Langkah-Langkah Pemetaan
- Identifikasi Pemangku Kepentingan: Mengumpulkan data dari produsen bahan baku, perusahaan manufaktur sel, lembaga riset, serta institusi keuangan yang berpotensi berinvestasi.
- Analisis Rantai Pasok: Menilai ketersediaan sumber daya kritis seperti litium, nikel, dan kobalt, serta menelusuri alur logistik domestik dan internasional.
- Evaluasi Kesiapan Infrastruktur: Memetakan fasilitas produksi, laboratorium uji, dan pusat inovasi yang ada di berbagai wilayah Indonesia.
- Penilaian Kebijakan dan Regulasi: Mengkaji peraturan perpajakan, insentif, serta standar keselamatan yang berlaku untuk industri baterai.
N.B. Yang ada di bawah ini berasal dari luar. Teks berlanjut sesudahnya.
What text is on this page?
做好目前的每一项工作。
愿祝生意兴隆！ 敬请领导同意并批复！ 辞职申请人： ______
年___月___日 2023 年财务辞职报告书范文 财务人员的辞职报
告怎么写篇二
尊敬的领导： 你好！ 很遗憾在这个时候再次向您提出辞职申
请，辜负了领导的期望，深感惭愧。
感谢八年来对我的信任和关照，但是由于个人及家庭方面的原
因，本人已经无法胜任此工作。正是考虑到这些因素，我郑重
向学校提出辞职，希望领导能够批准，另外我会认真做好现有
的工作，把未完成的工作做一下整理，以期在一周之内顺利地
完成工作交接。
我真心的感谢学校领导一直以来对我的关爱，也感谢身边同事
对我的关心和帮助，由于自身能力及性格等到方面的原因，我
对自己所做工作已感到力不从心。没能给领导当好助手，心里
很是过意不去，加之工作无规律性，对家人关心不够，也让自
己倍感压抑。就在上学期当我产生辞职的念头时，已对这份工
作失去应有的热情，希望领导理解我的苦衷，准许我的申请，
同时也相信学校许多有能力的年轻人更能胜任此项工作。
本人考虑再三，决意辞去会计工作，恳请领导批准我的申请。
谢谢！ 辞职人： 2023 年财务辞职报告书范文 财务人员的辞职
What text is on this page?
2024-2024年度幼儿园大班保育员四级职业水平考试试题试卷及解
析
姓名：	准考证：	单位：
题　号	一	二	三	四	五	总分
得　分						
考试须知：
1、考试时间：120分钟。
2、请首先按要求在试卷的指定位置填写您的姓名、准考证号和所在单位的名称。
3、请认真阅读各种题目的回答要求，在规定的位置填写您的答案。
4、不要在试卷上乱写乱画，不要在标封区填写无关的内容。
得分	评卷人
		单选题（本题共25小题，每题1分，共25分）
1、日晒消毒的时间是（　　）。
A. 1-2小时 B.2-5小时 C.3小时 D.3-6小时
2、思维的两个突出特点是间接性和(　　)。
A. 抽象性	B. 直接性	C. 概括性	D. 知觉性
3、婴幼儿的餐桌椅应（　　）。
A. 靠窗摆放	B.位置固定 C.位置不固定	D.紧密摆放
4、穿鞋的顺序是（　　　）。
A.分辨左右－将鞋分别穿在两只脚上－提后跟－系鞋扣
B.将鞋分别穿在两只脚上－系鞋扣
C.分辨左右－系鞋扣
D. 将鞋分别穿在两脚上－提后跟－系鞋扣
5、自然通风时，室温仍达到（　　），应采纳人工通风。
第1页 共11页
- Penyusunan Rekomendasi Strategis: Menyusun roadmap yang mencakup skema pendanaan, kemitraan publik‑swasta, dan program pelatihan tenaga kerja.
Proses pemetaan diperkirakan selesai dalam kurun waktu enam bulan, dengan hasil akhir berupa laporan yang akan disampaikan kepada Kementerian Koordinator Bidang Perekonomian serta kementerian terkait lainnya.
Para ahli menilai bahwa langkah ini dapat mempercepat pembentukan ekosistem yang terintegrasi, mengurangi ketergantungan pada impor, serta membuka lapangan kerja baru di sektor teknologi tinggi. Selain itu, pemetaan yang komprehensif diharapkan dapat menarik investasi asing langsung (FDI) yang signifikan, mengingat Indonesia memiliki potensi sumber daya mineral yang melimpah.
Dengan adanya peta proses yang jelas, diharapkan para pelaku industri dapat mengambil keputusan yang lebih tepat, meminimalkan risiko, dan mempercepat komersialisasi produk baterai dalam negeri.